言葉を選ぶ前に、相手に何をしてほしいのかを一度確認することが大切です。
場面別のビジネスメール例文
続いては、実際のメールで使える表現を場面ごとに確認していきます。
取引先へ返信を依頼するメール
取引先へ確認を依頼するときは、用件を冒頭で伝え、相手の負担への配慮を示します。
依頼事項があいまいだと、相手が何を返せばよいのか判断できません。
件名 お見積もり内容のご確認のお願い
いつもお世話になっております。
先日お送りしたお見積もりにつきまして、ご検討状況をお伺いしたくご連絡いたしました。
お手数をおかけしますが、○月○日までにご意向をご返信いただけますでしょうか。
ご不明な点がございましたら、お気兼ねなくお知らせください。
「ご意向をご返信」はやや重なるため、「ご意向をお知らせいただけますでしょうか」としても自然です。
文面を見直し、同じ意味の語が続いていないか確認するとよいでしょう。
上司へ回答するメール
上司からの質問や依頼に答える際は、結論を先に示したうえで、必要な補足を続けます。
「返事しました」ではなく、「ご質問の件について回答いたします」とすると、メールの目的がわかりやすくなります。
急ぎの案件では、すべての情報がそろっていなくても、現時点での状況と次回の連絡予定を伝える方法があります。
回答の遅れを放置しないことも、信頼を保つ重要な要素です。
返信が遅れる際のメール
すぐに回答できない場合は、返信が遅れる理由を簡潔に伝え、いつまでに回答できるかを示します。

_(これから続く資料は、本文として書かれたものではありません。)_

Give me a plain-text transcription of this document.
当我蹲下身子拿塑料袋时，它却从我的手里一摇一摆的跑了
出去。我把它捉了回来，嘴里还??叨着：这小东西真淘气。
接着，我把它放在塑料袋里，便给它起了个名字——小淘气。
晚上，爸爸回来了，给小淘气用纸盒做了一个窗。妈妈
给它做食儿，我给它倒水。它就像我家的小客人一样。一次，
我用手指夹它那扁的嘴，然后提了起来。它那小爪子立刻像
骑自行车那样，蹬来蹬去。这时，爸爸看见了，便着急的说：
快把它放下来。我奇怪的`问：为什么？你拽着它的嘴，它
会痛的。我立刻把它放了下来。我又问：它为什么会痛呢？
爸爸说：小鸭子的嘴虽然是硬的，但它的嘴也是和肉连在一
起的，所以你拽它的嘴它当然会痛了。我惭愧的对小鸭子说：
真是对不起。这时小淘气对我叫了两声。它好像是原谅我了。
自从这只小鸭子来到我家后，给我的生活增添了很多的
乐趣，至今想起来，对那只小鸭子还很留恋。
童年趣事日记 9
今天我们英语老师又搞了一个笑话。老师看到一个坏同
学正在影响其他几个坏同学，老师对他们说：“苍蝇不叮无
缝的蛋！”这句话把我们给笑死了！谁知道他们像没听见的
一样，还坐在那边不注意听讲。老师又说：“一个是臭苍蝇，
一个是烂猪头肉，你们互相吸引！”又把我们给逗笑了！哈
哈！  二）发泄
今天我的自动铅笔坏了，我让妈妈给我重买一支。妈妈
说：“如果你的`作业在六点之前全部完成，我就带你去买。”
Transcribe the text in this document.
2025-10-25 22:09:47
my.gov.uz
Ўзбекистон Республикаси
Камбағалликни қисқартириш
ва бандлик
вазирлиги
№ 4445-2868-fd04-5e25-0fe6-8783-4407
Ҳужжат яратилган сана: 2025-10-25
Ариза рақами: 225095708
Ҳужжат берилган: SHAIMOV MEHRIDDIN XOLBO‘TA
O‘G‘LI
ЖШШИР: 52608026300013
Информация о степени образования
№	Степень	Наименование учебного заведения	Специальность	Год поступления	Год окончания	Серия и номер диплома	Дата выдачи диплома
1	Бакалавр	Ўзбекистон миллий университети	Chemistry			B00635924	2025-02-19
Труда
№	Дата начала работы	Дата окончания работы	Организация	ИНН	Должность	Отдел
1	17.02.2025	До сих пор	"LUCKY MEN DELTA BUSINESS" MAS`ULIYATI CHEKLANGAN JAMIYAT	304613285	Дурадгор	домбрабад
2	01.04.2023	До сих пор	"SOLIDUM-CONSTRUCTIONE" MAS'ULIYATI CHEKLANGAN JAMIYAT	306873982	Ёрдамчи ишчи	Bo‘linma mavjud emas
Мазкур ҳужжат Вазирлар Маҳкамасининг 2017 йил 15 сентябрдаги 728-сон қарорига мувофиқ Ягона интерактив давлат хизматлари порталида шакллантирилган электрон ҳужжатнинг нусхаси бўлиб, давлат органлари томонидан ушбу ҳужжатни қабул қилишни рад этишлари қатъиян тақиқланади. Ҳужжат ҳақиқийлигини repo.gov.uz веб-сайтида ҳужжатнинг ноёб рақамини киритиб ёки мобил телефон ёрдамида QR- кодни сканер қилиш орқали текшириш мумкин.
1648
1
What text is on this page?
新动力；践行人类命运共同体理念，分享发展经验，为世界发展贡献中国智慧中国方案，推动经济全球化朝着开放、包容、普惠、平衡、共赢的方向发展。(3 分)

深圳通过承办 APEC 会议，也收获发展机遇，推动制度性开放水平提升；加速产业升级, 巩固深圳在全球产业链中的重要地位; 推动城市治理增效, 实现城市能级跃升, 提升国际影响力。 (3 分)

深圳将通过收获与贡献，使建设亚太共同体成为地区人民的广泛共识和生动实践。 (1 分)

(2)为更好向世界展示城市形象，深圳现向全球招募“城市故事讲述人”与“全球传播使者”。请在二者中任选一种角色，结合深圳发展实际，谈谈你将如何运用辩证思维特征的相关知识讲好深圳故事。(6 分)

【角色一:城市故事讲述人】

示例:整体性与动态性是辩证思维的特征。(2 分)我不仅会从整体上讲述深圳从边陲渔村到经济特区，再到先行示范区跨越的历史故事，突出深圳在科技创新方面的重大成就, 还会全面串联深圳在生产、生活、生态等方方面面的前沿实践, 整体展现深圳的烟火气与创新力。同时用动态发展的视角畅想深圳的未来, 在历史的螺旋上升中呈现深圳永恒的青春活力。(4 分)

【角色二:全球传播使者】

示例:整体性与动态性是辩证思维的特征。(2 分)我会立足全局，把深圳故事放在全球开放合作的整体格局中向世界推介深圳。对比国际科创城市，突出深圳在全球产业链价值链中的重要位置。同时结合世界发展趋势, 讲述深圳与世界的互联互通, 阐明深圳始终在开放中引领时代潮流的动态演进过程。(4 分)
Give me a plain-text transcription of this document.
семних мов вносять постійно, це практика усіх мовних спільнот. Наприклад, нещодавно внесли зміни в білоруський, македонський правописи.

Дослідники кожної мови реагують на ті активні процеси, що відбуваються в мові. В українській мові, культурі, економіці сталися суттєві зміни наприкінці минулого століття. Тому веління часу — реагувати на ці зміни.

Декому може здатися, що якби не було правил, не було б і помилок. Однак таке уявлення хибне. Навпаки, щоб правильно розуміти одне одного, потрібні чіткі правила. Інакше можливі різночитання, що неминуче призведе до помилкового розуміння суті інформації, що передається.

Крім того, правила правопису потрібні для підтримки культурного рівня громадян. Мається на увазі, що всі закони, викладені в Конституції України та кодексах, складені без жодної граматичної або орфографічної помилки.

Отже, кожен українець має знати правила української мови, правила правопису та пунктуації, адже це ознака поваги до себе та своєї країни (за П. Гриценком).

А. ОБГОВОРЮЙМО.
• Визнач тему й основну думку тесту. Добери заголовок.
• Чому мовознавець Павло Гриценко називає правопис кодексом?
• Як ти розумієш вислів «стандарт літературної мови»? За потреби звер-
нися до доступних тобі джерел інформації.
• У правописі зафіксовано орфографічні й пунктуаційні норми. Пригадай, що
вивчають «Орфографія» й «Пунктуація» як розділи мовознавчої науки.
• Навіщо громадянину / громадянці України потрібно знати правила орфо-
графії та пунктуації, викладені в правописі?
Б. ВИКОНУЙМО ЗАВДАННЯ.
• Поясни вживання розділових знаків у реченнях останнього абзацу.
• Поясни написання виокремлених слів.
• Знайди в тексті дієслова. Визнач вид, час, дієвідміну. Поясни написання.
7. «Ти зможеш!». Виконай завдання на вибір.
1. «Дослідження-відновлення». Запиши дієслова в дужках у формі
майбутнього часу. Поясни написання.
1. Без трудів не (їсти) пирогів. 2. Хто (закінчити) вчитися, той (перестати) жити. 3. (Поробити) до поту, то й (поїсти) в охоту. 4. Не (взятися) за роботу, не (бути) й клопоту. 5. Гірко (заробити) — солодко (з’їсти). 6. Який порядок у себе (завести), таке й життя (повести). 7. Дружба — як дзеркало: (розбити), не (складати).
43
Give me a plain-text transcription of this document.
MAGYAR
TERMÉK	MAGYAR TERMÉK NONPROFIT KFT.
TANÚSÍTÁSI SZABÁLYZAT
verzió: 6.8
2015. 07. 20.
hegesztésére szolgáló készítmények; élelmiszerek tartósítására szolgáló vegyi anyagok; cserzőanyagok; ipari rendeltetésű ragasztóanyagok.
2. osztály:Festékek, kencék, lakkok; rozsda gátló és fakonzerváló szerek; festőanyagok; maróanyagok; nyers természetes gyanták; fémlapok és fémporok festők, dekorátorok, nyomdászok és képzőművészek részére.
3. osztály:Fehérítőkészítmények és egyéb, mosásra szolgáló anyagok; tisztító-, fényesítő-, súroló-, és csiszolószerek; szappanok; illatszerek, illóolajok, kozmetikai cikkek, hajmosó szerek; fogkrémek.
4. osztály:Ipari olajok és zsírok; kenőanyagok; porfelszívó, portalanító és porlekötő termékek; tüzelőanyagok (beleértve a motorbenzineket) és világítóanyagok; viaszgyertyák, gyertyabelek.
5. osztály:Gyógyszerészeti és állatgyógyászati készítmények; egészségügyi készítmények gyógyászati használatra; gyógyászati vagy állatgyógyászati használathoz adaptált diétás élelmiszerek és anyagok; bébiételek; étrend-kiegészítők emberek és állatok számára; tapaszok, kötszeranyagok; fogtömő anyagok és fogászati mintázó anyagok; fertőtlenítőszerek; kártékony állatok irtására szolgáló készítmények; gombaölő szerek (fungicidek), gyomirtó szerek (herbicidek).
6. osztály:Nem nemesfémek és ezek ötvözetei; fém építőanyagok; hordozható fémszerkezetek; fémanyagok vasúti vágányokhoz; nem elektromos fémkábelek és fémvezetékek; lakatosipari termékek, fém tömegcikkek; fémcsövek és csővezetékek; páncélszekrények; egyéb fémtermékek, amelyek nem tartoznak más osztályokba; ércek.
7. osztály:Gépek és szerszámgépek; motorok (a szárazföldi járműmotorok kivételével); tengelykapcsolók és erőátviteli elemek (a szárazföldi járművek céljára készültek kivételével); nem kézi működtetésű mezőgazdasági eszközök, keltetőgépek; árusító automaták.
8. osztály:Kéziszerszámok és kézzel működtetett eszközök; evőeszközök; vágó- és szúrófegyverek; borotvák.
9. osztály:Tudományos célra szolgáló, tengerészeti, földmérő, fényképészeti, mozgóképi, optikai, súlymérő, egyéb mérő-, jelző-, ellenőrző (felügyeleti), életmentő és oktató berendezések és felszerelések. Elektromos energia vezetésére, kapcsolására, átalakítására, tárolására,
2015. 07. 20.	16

詳細な事情を長く説明する必要はありませんが、相手を待たせることへのお詫びは添えましょう。
ご連絡いただいた件につきまして、現在確認を進めております。
回答までにお時間を頂戴しており、申し訳ございません。
○月○日までには改めてご返信いたしますので、何卒よろしくお願いいたします。
「後で返事します」だけでは、相手はいつ返事が来るのか判断できません。
可能な範囲で時期を示すことが、誠実な対応につながります。
「返事」の敬語表現のまとめ
「返事」の敬語は、相手の行為には「ご返信」「ご回答」「ご連絡」を使い、自分の行為には「返信いたします」「回答申し上げます」「ご連絡いたします」を使うのが基本です。
相手に返事を求める場合は、「ご返信ください」だけで終えず、「恐れ入りますが」「お手数をおかけしますが」といった配慮の言葉を添えましょう。
質問への答えなら「ご回答」、連絡全般なら「ご連絡」、同意を求めるなら「ご承諾」のように、内容に応じた言い換えも重要です。
誰が返事をするのか、何に対する返事なのかを意識すれば、敬語表現は選びやすくなります。
丁寧でわかりやすいメールを心がけ、相手との信頼関係づくりに役立ててください。